When David arrived in Springfield in 1955 he first partnered up with his friend Dr. Tsang. Wing  Yee said they opened the Lotus Garden restaurant together. “Dr. Tsang wasn’t a very good business person,” Wing Yee added. “He’d invite all his doctor friends and not charge them. From there, my dad went to the Grove Supper Club, which at the time was a very prominent place to work.”

Si Siman, the legendary Springfield music producer, songwriter, and co-founder of the “Ozark Jubilee” television show would bring friends such as Chet Atkins, Johnny Cash, and Red Foley to the Grove. At the time that David worked at the Grove, it was the only restaurant in Springfield where customers could dine and dance. It was a fancy supper club where women wore pearls and cocktail dresses and men wore suits.

Si Siman cut his chops at the Grove Supper Club.

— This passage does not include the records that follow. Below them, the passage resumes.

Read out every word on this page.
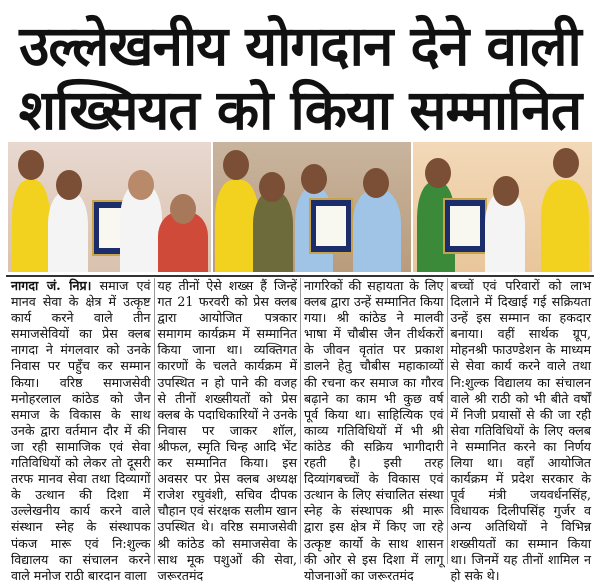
उल्लेखनीय योगदान देने वाली
शख्सियत को किया सम्मानित

नागदा जं. निप्र। समाज एवं मानव सेवा के क्षेत्र में उत्कृष्ट कार्य करने वाले तीन समाजसेवियों का प्रेस क्लब नागदा ने मंगलवार को उनके निवास पर पहुँच कर सम्मान किया। वरिष्ठ समाजसेवी मनोहरलाल कांठेड को जैन समाज के विकास के साथ उनके द्वारा वर्तमान दौर में की जा रही सामाजिक एवं सेवा गतिविधियों को लेकर तो दूसरी तरफ मानव सेवा तथा दिव्यागों के उत्थान की दिशा में उल्लेखनीय कार्य करने वाले संस्थान स्नेह के संस्थापक पंकज मारू एवं नि:शुल्क विद्यालय का संचालन करने वाले मनोज राठी बारदान वाला

यह तीनों ऐसे शख्स हैं जिन्हें गत 21 फरवरी को प्रेस क्लब द्वारा आयोजित पत्रकार समागम कार्यक्रम में सम्मानित किया जाना था। व्यक्तिगत कारणों के चलते कार्यक्रम में उपस्थित न हो पाने की वजह से तीनों शख्सीयतों को प्रेस क्लब के पदाधिकारियों ने उनके निवास पर जाकर शॉल, श्रीफल, स्मृति चिन्ह आदि भेंट कर सम्मानित किया। इस अवसर पर प्रेस क्लब अध्यक्ष राजेश रघुवंशी, सचिव दीपक चौहान एवं संरक्षक सलीम खान उपस्थित थे। वरिष्ठ समाजसेवी श्री कांठेड को समाजसेवा के साथ मूक पशुओं की सेवा, जरूरतमंद

नागरिकों की सहायता के लिए क्लब द्वारा उन्हें सम्मानित किया गया। श्री कांठेड ने मालवी भाषा में चौबीस जैन तीर्थकरों के जीवन वृतांत पर प्रकाश डालने हेतु चौबीस महाकाव्यों की रचना कर समाज का गौरव बढ़ाने का काम भी कुछ वर्ष पूर्व किया था। साहित्यिक एवं काव्य गतिविधियों में भी श्री कांठेड की सक्रिय भागीदारी रहती है। इसी तरह दिव्यांगबच्चों के विकास एवं उत्थान के लिए संचालित संस्था स्नेह के संस्थापक श्री मारू द्वारा इस क्षेत्र में किए जा रहे उत्कृष्ट कार्यो के साथ शासन की ओर से इस दिशा में लागू योजनाओं का जरूरतमंद

बच्चों एवं परिवारों को लाभ दिलाने में दिखाई गई सक्रियता उन्हें इस सम्मान का हकदार बनाया। वहीं सार्थक ग्रूप, मोहनश्री फाउण्डेशन के माध्यम से सेवा कार्य करने वाले तथा नि:शुल्क विद्यालय का संचालन वाले श्री राठी को भी बीते वर्षों में निजी प्रयासों से की जा रही सेवा गतिविधियों के लिए क्लब ने सम्मानित करने का निर्णय लिया था। वहाँ आयोजित कार्यक्रम में प्रदेश सरकार के पूर्व मंत्री जयवर्धनसिंह, विधायक दिलीपसिंह गुर्जर व अन्य अतिथियों ने विभिन्न शख्सीयतों का सम्मान किया था। जिनमें यह तीनों शामिल न हो सके थे।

Si Siman cut his chops at the Grove Supper Club.

In 1969 a McDonald’s research and development team visited David at the original Leong’s Tea House.

“They wanted to watch the process of how we cut the chicken, bone it, breaded it and fried it, how we used sauces.” Wing Yee said. “After three days they asked for my dad’s recipe. My dad said, ‘Unless you pay for it, I’m not going to give them to you.’ We thought nothing more of it but later (1983) McDonald’s corporation comes up with a Chicken McNugget. I like to think we had something to do with that.”

The Leongs are pioneers in Ozarks cuisine and culture. Wing Yee was born in 1956 in Springfield. “Our family was the first Asian family in Springfield and some people looked at us like, ‘Who are these aliens?’,” he said in 2014. “When we started we heard everything about we’re serving cat, all kinds of things that were never true.

“The plus side was that my dad introduced home cooking, quality service and developed friendships that last to this day. There was always the biased people, the negative people you didn’t want to be around, but the good people, the ones that counted the most, they would help my dad out. He had a lot of good friends.

“And they were friends for life.”

Lou Whitney (center) and the Skeletons--cashew chicken fans and friends.

Lou Whitney (center) and the Skeletons–cashew chicken fans and friends.